En cause : la question préjudicielle concernant l'article 19bis de l'arrêté royal du 25 octobre 1971 « fixant le statut des maîtres de religion, des professeurs de religion et des inspecteurs de religion des religions catholique, protestante, israélite, orthodoxe et islamique des établissements d'enseignement de la Communauté française », tel qu'il a été inséré par l'article 156 du décret de la Communauté française du 10 mars 2006 « relatif aux statuts des maîtres de religion et professeurs de religion », posée par le Conseil d'État.

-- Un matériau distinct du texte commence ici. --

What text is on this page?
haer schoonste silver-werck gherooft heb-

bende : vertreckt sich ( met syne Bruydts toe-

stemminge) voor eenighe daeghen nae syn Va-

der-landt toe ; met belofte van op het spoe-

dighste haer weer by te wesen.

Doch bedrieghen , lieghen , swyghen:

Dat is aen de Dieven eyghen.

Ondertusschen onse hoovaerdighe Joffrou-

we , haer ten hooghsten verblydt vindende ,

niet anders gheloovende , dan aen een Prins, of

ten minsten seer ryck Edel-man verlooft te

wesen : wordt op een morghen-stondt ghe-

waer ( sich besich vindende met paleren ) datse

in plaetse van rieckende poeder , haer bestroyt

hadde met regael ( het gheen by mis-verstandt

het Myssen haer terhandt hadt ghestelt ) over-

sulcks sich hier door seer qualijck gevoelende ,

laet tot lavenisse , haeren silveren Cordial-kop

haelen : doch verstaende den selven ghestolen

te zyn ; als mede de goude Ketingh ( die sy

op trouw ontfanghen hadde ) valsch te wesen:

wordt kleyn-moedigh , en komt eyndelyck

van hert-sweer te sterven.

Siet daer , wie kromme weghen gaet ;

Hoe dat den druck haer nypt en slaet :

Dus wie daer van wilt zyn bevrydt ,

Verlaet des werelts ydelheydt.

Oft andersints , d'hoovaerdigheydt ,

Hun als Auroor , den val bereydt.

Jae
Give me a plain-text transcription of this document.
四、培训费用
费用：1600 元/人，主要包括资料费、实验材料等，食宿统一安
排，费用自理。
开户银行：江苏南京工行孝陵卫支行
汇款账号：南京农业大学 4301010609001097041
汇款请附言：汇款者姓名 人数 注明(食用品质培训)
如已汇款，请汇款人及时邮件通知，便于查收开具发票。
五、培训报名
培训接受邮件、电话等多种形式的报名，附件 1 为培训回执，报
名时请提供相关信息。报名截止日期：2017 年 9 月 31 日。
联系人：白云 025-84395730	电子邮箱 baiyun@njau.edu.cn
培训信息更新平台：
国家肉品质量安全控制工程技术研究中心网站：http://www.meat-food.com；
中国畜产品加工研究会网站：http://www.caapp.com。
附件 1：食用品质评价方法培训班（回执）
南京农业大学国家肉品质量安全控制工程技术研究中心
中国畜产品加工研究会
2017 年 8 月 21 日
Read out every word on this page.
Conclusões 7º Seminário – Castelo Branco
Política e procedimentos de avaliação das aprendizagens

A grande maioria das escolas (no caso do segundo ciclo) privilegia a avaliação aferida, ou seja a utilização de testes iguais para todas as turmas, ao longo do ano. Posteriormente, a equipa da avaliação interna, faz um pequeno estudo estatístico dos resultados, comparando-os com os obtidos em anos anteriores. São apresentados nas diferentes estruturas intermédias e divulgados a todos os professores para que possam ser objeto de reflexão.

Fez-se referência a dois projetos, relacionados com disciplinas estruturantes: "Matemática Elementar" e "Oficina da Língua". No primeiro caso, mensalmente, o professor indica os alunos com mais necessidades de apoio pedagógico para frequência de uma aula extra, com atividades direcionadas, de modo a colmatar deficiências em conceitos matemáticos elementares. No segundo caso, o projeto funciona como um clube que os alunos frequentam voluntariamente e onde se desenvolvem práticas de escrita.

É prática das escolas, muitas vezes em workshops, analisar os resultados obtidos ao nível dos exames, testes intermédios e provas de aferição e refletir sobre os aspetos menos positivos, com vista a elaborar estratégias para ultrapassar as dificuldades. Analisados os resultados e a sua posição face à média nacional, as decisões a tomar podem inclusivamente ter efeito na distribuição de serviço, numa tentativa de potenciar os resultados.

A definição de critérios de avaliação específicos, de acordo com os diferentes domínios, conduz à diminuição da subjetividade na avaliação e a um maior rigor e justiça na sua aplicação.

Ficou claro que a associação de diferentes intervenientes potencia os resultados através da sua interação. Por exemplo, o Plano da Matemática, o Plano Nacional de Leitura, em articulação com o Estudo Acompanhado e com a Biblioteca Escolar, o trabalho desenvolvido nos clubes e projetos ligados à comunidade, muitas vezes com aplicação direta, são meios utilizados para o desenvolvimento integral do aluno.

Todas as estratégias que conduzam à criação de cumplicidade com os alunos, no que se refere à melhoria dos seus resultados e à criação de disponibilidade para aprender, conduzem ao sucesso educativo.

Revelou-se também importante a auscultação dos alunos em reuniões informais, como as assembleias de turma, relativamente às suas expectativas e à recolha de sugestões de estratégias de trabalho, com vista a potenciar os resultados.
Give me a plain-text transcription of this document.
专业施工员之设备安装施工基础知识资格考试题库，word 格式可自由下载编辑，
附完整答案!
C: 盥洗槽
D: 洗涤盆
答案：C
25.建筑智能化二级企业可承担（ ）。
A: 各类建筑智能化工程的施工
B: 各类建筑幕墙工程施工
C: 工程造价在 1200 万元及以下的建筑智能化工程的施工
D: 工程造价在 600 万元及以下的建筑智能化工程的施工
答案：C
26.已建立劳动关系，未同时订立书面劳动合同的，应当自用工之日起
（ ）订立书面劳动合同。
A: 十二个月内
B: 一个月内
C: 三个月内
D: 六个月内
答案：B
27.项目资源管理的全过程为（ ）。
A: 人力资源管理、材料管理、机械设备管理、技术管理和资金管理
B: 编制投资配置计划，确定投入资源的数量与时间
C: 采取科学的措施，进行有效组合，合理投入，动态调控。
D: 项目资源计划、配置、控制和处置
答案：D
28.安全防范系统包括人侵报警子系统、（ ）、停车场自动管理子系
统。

La Cour constitutionnelle,

composée des présidents P. Nihoul et L. Lavrysen, et des juges J.-P. Moerman, M. Pâques, Y. Kherbache, T. Detienne et D. Pieters, assistée du greffier P.-Y. Dutilleux, présidée par le président P. Nihoul,

après en avoir délibéré, rend l'arrêt suivant :

I. Objet de la question préjudicielle et procédure

Par l'arrêt n° 247.028 du 11 février 2020, dont l'expédition est parvenue au greffe de la Cour le 24 février 2020, le Conseil d'État a posé la question préjudicielle suivante :

« L'article 19bis de l'arrêté royal du 25 octobre 1971 fixant le statut des maîtres de religion, des professeurs de religion et des inspecteurs de religion des religions catholique, protestante, israélite, orthodoxe et islamique des établissements d'enseignement de la Communauté française, inséré par le décret du 10 mars 2006 et tel qu'il était rédigé avant sa modification par le décret du 11 juillet 2018, viole-t-il les articles 10, 11 ou 24 de la Constitution en ce que cette disposition ne prévoit pas la faculté pour le membre du personnel à qui elle s'applique d'introduire une réclamation contre la décision de licenciement sans préavis pour faute grave devant une chambre de recours, alors que cette faculté est expressément réservée par les articles 28bis et 43ter de l'arrêté royal du 22 mars 1969 fixant le statut des membres du personnel directeur et enseignant, du personnel auxiliaire d'éducation, du personnel paramédical des établissements d'enseignement, gardien, primaire, spécialisé, moyen, technique, de promotion sociale et artistique de l'État, des internats dépendant de ces établissements et des membres du personnel du service d'inspection chargé de la surveillance de ces établissements respectivement aux membres du personnel désignés à titre temporaire licenciés sans préavis pour faute grave et aux membres du personnel temporaires prioritaires ou temporaires protégés licenciés sans préavis pour faute grave, et que cette faculté est également réservée aux temporaires licenciés moyennant un préavis et aux temporaires prioritaires ou temporaires protégés licenciés moyennant un préavis par respectivement les articles 28 et 43 du même arrêté royal du 22 mars 1969, ainsi qu'aux professeurs de religion, en stage, licenciés avec un préavis par l'article 18 de l'arrêté royal du 25 octobre 1971 précité ? ».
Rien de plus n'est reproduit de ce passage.